Investment performance

  • Investment income of $147.5 million for the twelve months ended December 31, 2021, compared with $154.6 million for the twelve months ended December 31, 2020.

  • Net realized and unrealized investment gains reported in the statement of income of $8.8 million for the twelve months ended December 31, 2021. In addition, $157.6 million of unrealized investment losses before tax were recognized through other comprehensive income in the twelve months ended December 31, 2021.

  • The total return on Aspen’s managed investment portfolio was (0.02)% for the twelve months ended December 31, 2021, and reflects net investment income and net realized and unrealized gains and losses mainly in the fixed income portfolio.

  • Aspen’s investment portfolio as at December 31, 2021, consisted primarily of high quality fixed income securities with an average credit quality of “AA-”. The average duration of the fixed income portfolio was 3.07 years as at December 31, 2021.

  • Book yield on the fixed income portfolio as at December 31, 2021, was 2.10% compared with 2.34% as at December 31, 2020.

Capital

  • Total shareholders’ equity was $2,774.8 million as at December 31, 2021, a decrease of $112.4 million compared with $2,887.2 million* as at December 31, 2020.

*Correction of immaterial errors

During the year, management identified immaterial errors which resulted in a revision of the Company’s comparative financial statements, as further described below:

Foreign exchange gains and losses. During the second quarter of 2021, the Company identified an error regarding incorrect treatment of foreign exchange gains and losses arising as a result of currency matching issues within Aspen U.K.’s underwriting premiums receivable. The error resulted in previous foreign exchange revaluation and translation amounts, which should have been matched with an underwriting premium receivable payment being carried over, and were incorrectly included in Aspen U.K.’s underwriting premiums receivable, thereby overstating the related asset value. As a result underwriting premiums receivable, retained earnings and accumulated other comprehensive income being corrected downward by $89.7 million, $2.1 million and $87.6 million, respectively as at December 31, 2020.
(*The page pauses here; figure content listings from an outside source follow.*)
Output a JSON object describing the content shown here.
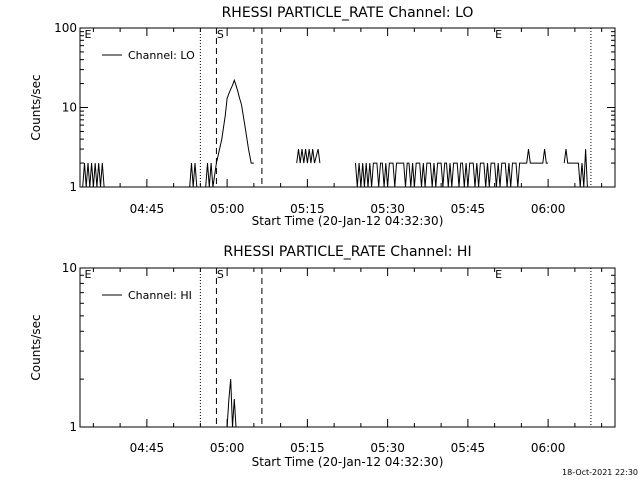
{
  "chart_data": [
    {
      "type": "line",
      "title": "RHESSI PARTICLE_RATE Channel: LO",
      "xlabel": "Start Time (20-Jan-12 04:32:30)",
      "ylabel": "Counts/sec",
      "y_scale": "log",
      "ylim": [
        1,
        100
      ],
      "xlim": [
        "04:32:30",
        "06:12:30"
      ],
      "x_ticks": [
        "04:45",
        "05:00",
        "05:15",
        "05:30",
        "05:45",
        "06:00"
      ],
      "y_ticks": [
        "1",
        "10",
        "100"
      ],
      "legend": {
        "label": "Channel: LO",
        "position": "top-left"
      },
      "markers": {
        "E_left": "E",
        "S": "S",
        "E_right": "E",
        "E_left_time": "04:34:00",
        "E_right_time": "05:50:00",
        "dotted_times": [
          "04:55:00",
          "06:08:00"
        ],
        "dashed_times": [
          "04:58:00",
          "05:06:30"
        ]
      },
      "series": [
        {
          "name": "Channel: LO",
          "color": "#000000",
          "points": [
            [
              "04:33:00",
              1
            ],
            [
              "04:33:20",
              2
            ],
            [
              "04:33:40",
              1
            ],
            [
              "04:34:00",
              2
            ],
            [
              "04:34:20",
              1
            ],
            [
              "04:34:40",
              2
            ],
            [
              "04:35:00",
              1
            ],
            [
              "04:35:20",
              2
            ],
            [
              "04:35:40",
              1
            ],
            [
              "04:36:00",
              2
            ],
            [
              "04:36:20",
              1
            ],
            [
              "04:36:40",
              2
            ],
            [
              "04:37:00",
              1
            ],
            [
              "04:53:00",
              1
            ],
            [
              "04:53:20",
              2
            ],
            [
              "04:53:40",
              1
            ],
            [
              "04:54:00",
              2
            ],
            [
              "04:54:20",
              1
            ],
            [
              "04:56:00",
              1
            ],
            [
              "04:56:20",
              2
            ],
            [
              "04:56:40",
              1
            ],
            [
              "04:57:00",
              2
            ],
            [
              "04:57:20",
              1
            ],
            [
              "04:58:00",
              2
            ],
            [
              "04:59:00",
              4
            ],
            [
              "04:59:40",
              8
            ],
            [
              "05:00:00",
              13
            ],
            [
              "05:00:20",
              15
            ],
            [
              "05:00:40",
              17
            ],
            [
              "05:01:00",
              19
            ],
            [
              "05:01:20",
              22
            ],
            [
              "05:01:40",
              19
            ],
            [
              "05:02:00",
              16
            ],
            [
              "05:02:20",
              13
            ],
            [
              "05:02:40",
              11
            ],
            [
              "05:03:00",
              8
            ],
            [
              "05:03:30",
              5
            ],
            [
              "05:04:00",
              3
            ],
            [
              "05:04:30",
              2
            ],
            [
              "05:05:00",
              2
            ],
            [
              "05:13:00",
              2
            ],
            [
              "05:13:20",
              3
            ],
            [
              "05:13:40",
              2
            ],
            [
              "05:14:00",
              3
            ],
            [
              "05:14:20",
              2
            ],
            [
              "05:14:40",
              3
            ],
            [
              "05:15:00",
              2
            ],
            [
              "05:15:20",
              3
            ],
            [
              "05:15:40",
              2
            ],
            [
              "05:16:00",
              3
            ],
            [
              "05:16:20",
              2
            ],
            [
              "05:17:00",
              3
            ],
            [
              "05:17:20",
              2
            ],
            [
              "05:24:00",
              2
            ],
            [
              "05:24:20",
              1
            ],
            [
              "05:24:40",
              2
            ],
            [
              "05:25:00",
              1
            ],
            [
              "05:25:20",
              2
            ],
            [
              "05:25:40",
              1
            ],
            [
              "05:26:00",
              2
            ],
            [
              "05:26:20",
              1
            ],
            [
              "05:26:40",
              2
            ],
            [
              "05:27:00",
              1
            ],
            [
              "05:27:20",
              2
            ],
            [
              "05:28:00",
              2
            ],
            [
              "05:28:20",
              1
            ],
            [
              "05:28:40",
              2
            ],
            [
              "05:29:00",
              2
            ],
            [
              "05:29:20",
              1
            ],
            [
              "05:29:40",
              2
            ],
            [
              "05:30:00",
              1
            ],
            [
              "05:30:20",
              2
            ],
            [
              "05:31:00",
              2
            ],
            [
              "05:31:20",
              1
            ],
            [
              "05:31:40",
              2
            ],
            [
              "05:33:00",
              2
            ],
            [
              "05:33:20",
              1
            ],
            [
              "05:33:40",
              2
            ],
            [
              "05:34:00",
              2
            ],
            [
              "05:34:20",
              1
            ],
            [
              "05:34:40",
              2
            ],
            [
              "05:35:00",
              1
            ],
            [
              "05:35:20",
              2
            ],
            [
              "05:36:00",
              2
            ],
            [
              "05:36:20",
              1
            ],
            [
              "05:36:40",
              2
            ],
            [
              "05:37:00",
              1
            ],
            [
              "05:37:20",
              2
            ],
            [
              "05:38:00",
              2
            ],
            [
              "05:38:20",
              1
            ],
            [
              "05:38:40",
              2
            ],
            [
              "05:39:00",
              1
            ],
            [
              "05:39:20",
              2
            ],
            [
              "05:40:00",
              2
            ],
            [
              "05:40:20",
              1
            ],
            [
              "05:40:40",
              2
            ],
            [
              "05:41:00",
              2
            ],
            [
              "05:41:20",
              1
            ],
            [
              "05:41:40",
              2
            ],
            [
              "05:42:00",
              1
            ],
            [
              "05:42:20",
              2
            ],
            [
              "05:43:00",
              2
            ],
            [
              "05:43:20",
              1
            ],
            [
              "05:43:40",
              2
            ],
            [
              "05:44:00",
              2
            ],
            [
              "05:44:20",
              1
            ],
            [
              "05:44:40",
              2
            ],
            [
              "05:45:00",
              1
            ],
            [
              "05:45:20",
              2
            ],
            [
              "05:46:00",
              2
            ],
            [
              "05:46:20",
              1
            ],
            [
              "05:46:40",
              2
            ],
            [
              "05:47:00",
              1
            ],
            [
              "05:47:20",
              2
            ],
            [
              "05:48:00",
              2
            ],
            [
              "05:48:20",
              1
            ],
            [
              "05:48:40",
              2
            ],
            [
              "05:49:00",
              1
            ],
            [
              "05:49:20",
              2
            ],
            [
              "05:50:00",
              2
            ],
            [
              "05:50:20",
              1
            ],
            [
              "05:50:40",
              2
            ],
            [
              "05:51:00",
              1
            ],
            [
              "05:51:20",
              2
            ],
            [
              "05:52:00",
              2
            ],
            [
              "05:52:20",
              1
            ],
            [
              "05:52:40",
              2
            ],
            [
              "05:53:00",
              1
            ],
            [
              "05:53:20",
              2
            ],
            [
              "05:54:00",
              2
            ],
            [
              "05:54:20",
              1
            ],
            [
              "05:54:40",
              2
            ],
            [
              "05:55:00",
              2
            ],
            [
              "05:56:00",
              2
            ],
            [
              "05:56:20",
              3
            ],
            [
              "05:56:40",
              2
            ],
            [
              "05:57:00",
              2
            ],
            [
              "05:59:00",
              2
            ],
            [
              "05:59:20",
              3
            ],
            [
              "05:59:40",
              2
            ],
            [
              "06:00:00",
              2
            ],
            [
              "06:03:00",
              2
            ],
            [
              "06:03:20",
              3
            ],
            [
              "06:03:40",
              2
            ],
            [
              "06:05:00",
              2
            ],
            [
              "06:05:20",
              2
            ],
            [
              "06:05:40",
              2
            ],
            [
              "06:06:00",
              1
            ],
            [
              "06:06:20",
              2
            ],
            [
              "06:06:40",
              1
            ],
            [
              "06:07:00",
              3
            ],
            [
              "06:07:20",
              1
            ]
          ]
        }
      ]
    },
    {
      "type": "line",
      "title": "RHESSI PARTICLE_RATE Channel: HI",
      "xlabel": "Start Time (20-Jan-12 04:32:30)",
      "ylabel": "Counts/sec",
      "y_scale": "log",
      "ylim": [
        1,
        10
      ],
      "xlim": [
        "04:32:30",
        "06:12:30"
      ],
      "x_ticks": [
        "04:45",
        "05:00",
        "05:15",
        "05:30",
        "05:45",
        "06:00"
      ],
      "y_ticks": [
        "1",
        "10"
      ],
      "legend": {
        "label": "Channel: HI",
        "position": "top-left"
      },
      "markers": {
        "E_left": "E",
        "S": "S",
        "E_right": "E",
        "E_left_time": "04:34:00",
        "E_right_time": "05:50:00",
        "dotted_times": [
          "04:55:00",
          "06:08:00"
        ],
        "dashed_times": [
          "04:58:00",
          "05:06:30"
        ]
      },
      "series": [
        {
          "name": "Channel: HI",
          "color": "#000000",
          "points": [
            [
              "05:00:00",
              1
            ],
            [
              "05:00:20",
              1.5
            ],
            [
              "05:00:40",
              2
            ],
            [
              "05:01:00",
              1
            ],
            [
              "05:01:20",
              1.5
            ],
            [
              "05:01:40",
              1
            ]
          ]
        }
      ]
    }
  ],
  "footer": {
    "timestamp": "18-Oct-2021 22:30"
  }
}
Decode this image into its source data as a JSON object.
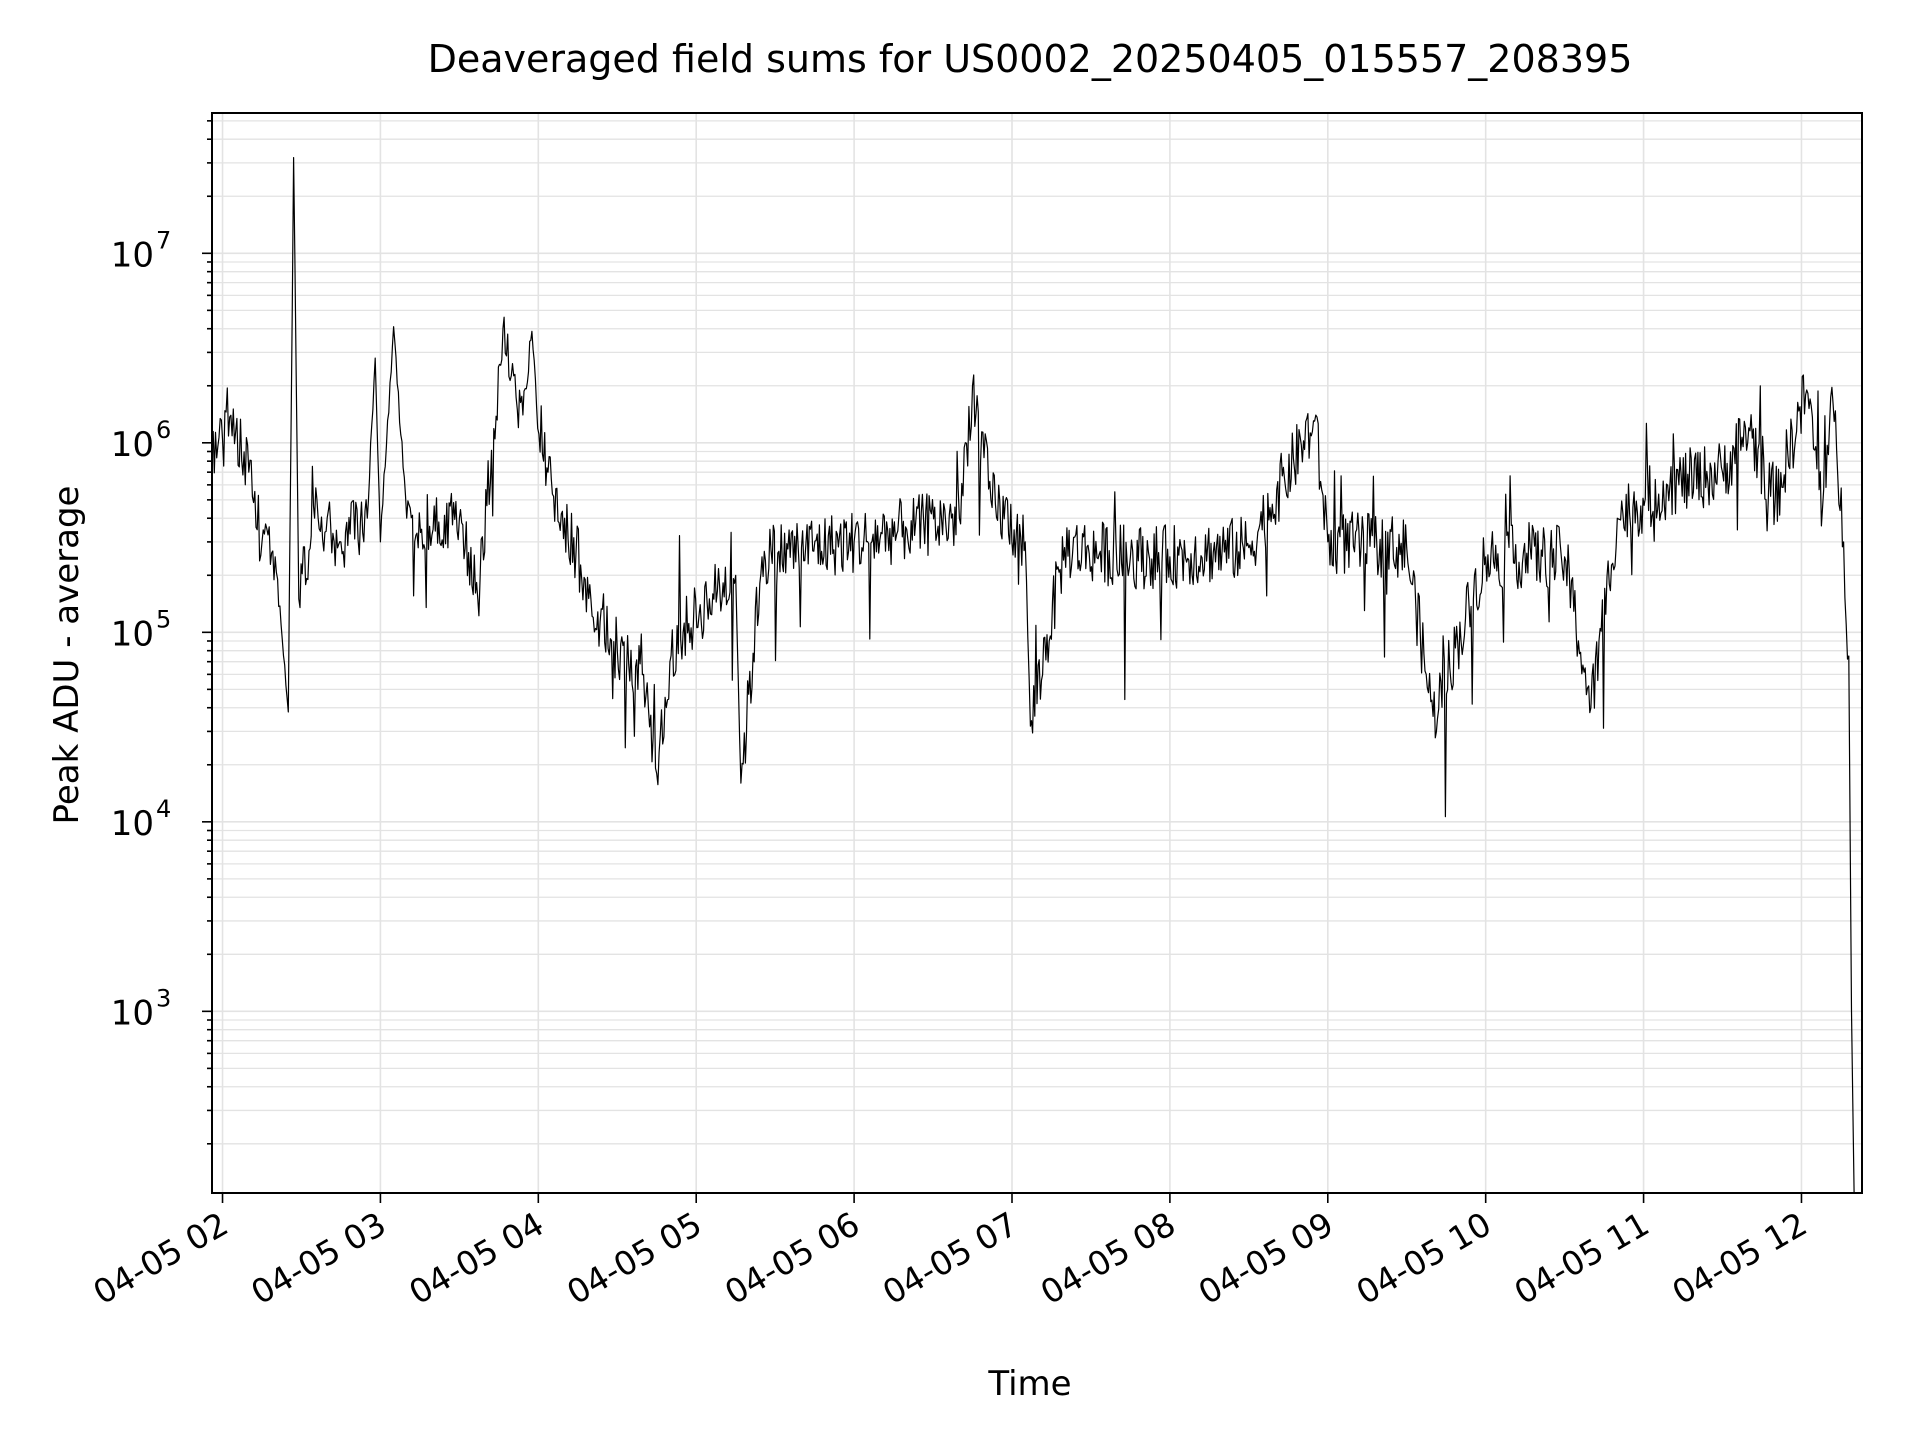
{
  "chart_data": {
    "type": "line",
    "title": "Deaveraged field sums for US0002_20250405_015557_208395",
    "xlabel": "Time",
    "ylabel": "Peak ADU - average",
    "y_scale": "log",
    "grid": "on",
    "line_color": "#000000",
    "grid_color": "#e3e3e3",
    "xlim": [
      "2025-04-05 01:56",
      "2025-04-05 12:23"
    ],
    "ylim": [
      110,
      55000000
    ],
    "x_ticks": [
      {
        "value": "2025-04-05 02:00",
        "label": "04-05 02"
      },
      {
        "value": "2025-04-05 03:00",
        "label": "04-05 03"
      },
      {
        "value": "2025-04-05 04:00",
        "label": "04-05 04"
      },
      {
        "value": "2025-04-05 05:00",
        "label": "04-05 05"
      },
      {
        "value": "2025-04-05 06:00",
        "label": "04-05 06"
      },
      {
        "value": "2025-04-05 07:00",
        "label": "04-05 07"
      },
      {
        "value": "2025-04-05 08:00",
        "label": "04-05 08"
      },
      {
        "value": "2025-04-05 09:00",
        "label": "04-05 09"
      },
      {
        "value": "2025-04-05 10:00",
        "label": "04-05 10"
      },
      {
        "value": "2025-04-05 11:00",
        "label": "04-05 11"
      },
      {
        "value": "2025-04-05 12:00",
        "label": "04-05 12"
      }
    ],
    "y_ticks": [
      {
        "value": 1000,
        "base": "10",
        "exp": "3"
      },
      {
        "value": 10000,
        "base": "10",
        "exp": "4"
      },
      {
        "value": 100000,
        "base": "10",
        "exp": "5"
      },
      {
        "value": 1000000,
        "base": "10",
        "exp": "6"
      },
      {
        "value": 10000000,
        "base": "10",
        "exp": "7"
      }
    ],
    "series": [
      {
        "points": [
          [
            "2025-04-05 01:56",
            900000
          ],
          [
            "2025-04-05 02:00",
            1050000
          ],
          [
            "2025-04-05 02:05",
            1150000
          ],
          [
            "2025-04-05 02:10",
            700000
          ],
          [
            "2025-04-05 02:15",
            300000
          ],
          [
            "2025-04-05 02:20",
            250000
          ],
          [
            "2025-04-05 02:25",
            38000
          ],
          [
            "2025-04-05 02:27",
            32000000
          ],
          [
            "2025-04-05 02:29",
            150000
          ],
          [
            "2025-04-05 02:35",
            400000
          ],
          [
            "2025-04-05 02:45",
            300000
          ],
          [
            "2025-04-05 02:55",
            400000
          ],
          [
            "2025-04-05 02:58",
            2800000
          ],
          [
            "2025-04-05 03:00",
            300000
          ],
          [
            "2025-04-05 03:05",
            4100000
          ],
          [
            "2025-04-05 03:10",
            400000
          ],
          [
            "2025-04-05 03:20",
            350000
          ],
          [
            "2025-04-05 03:30",
            400000
          ],
          [
            "2025-04-05 03:37",
            150000
          ],
          [
            "2025-04-05 03:47",
            4600000
          ],
          [
            "2025-04-05 03:52",
            1500000
          ],
          [
            "2025-04-05 03:58",
            3100000
          ],
          [
            "2025-04-05 04:02",
            800000
          ],
          [
            "2025-04-05 04:10",
            400000
          ],
          [
            "2025-04-05 04:20",
            150000
          ],
          [
            "2025-04-05 04:30",
            80000
          ],
          [
            "2025-04-05 04:40",
            60000
          ],
          [
            "2025-04-05 04:45",
            18000
          ],
          [
            "2025-04-05 04:50",
            70000
          ],
          [
            "2025-04-05 04:55",
            100000
          ],
          [
            "2025-04-05 05:05",
            150000
          ],
          [
            "2025-04-05 05:15",
            200000
          ],
          [
            "2025-04-05 05:17",
            16000
          ],
          [
            "2025-04-05 05:25",
            250000
          ],
          [
            "2025-04-05 05:40",
            280000
          ],
          [
            "2025-04-05 06:00",
            300000
          ],
          [
            "2025-04-05 06:20",
            350000
          ],
          [
            "2025-04-05 06:40",
            400000
          ],
          [
            "2025-04-05 06:45",
            2000000
          ],
          [
            "2025-04-05 06:52",
            500000
          ],
          [
            "2025-04-05 07:05",
            300000
          ],
          [
            "2025-04-05 07:07",
            32000
          ],
          [
            "2025-04-05 07:20",
            280000
          ],
          [
            "2025-04-05 07:45",
            250000
          ],
          [
            "2025-04-05 08:00",
            250000
          ],
          [
            "2025-04-05 08:30",
            280000
          ],
          [
            "2025-04-05 08:55",
            1300000
          ],
          [
            "2025-04-05 09:00",
            300000
          ],
          [
            "2025-04-05 09:30",
            280000
          ],
          [
            "2025-04-05 09:40",
            36000
          ],
          [
            "2025-04-05 10:00",
            250000
          ],
          [
            "2025-04-05 10:30",
            250000
          ],
          [
            "2025-04-05 10:40",
            40000
          ],
          [
            "2025-04-05 10:50",
            400000
          ],
          [
            "2025-04-05 11:10",
            600000
          ],
          [
            "2025-04-05 11:30",
            700000
          ],
          [
            "2025-04-05 11:40",
            1200000
          ],
          [
            "2025-04-05 11:50",
            500000
          ],
          [
            "2025-04-05 12:02",
            1900000
          ],
          [
            "2025-04-05 12:08",
            450000
          ],
          [
            "2025-04-05 12:12",
            1600000
          ],
          [
            "2025-04-05 12:16",
            300000
          ],
          [
            "2025-04-05 12:18",
            75000
          ],
          [
            "2025-04-05 12:19",
            1000
          ],
          [
            "2025-04-05 12:20",
            110
          ]
        ]
      }
    ]
  }
}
Income tax expense. During the year, the Company identified an error regarding the completeness and accuracy of the information used in recognizing both current and deferred income tax on Aspen U.K.’s branches and the associated application thereof in respect of local tax rules in the various jurisdictions. As a result, tax liability increased by $10.3 million, retained earnings were corrected downward by $16.0 million and accumulated other comprehensive income being corrected upward by $5.7 million, respectively, as at December 31, 2020.

Net earned premium. During the year, the Company identified immaterial differences within gross written and re-insurance premium relating to prior years which have been corrected. As a result Gross written premium and underwriting premium receivable were corrected downward by $5.1 million, retained earnings were corrected downward by $5.3 million and reinsurance premiums payables increased by $5.3 million, respectively as at December 31, 2020.

The Company has concluded that these errors are immaterial to the prior period financial statements of Aspen and that correcting the errors in the current period would likely materially misstate the current period financial statements. In accordance with U.S. GAAP, we have, therefore, corrected the errors in the comparatives of the 2021 financial statements of Aspen Holdings by adjusting the prior period information and adding disclosure of the errors. As a result, the Company intends to describe in the Form 20-F certain material weaknesses in the Company’s internal controls over financial reporting, including disclosure of the nature and status of remediation plans in place to address such deficiencies.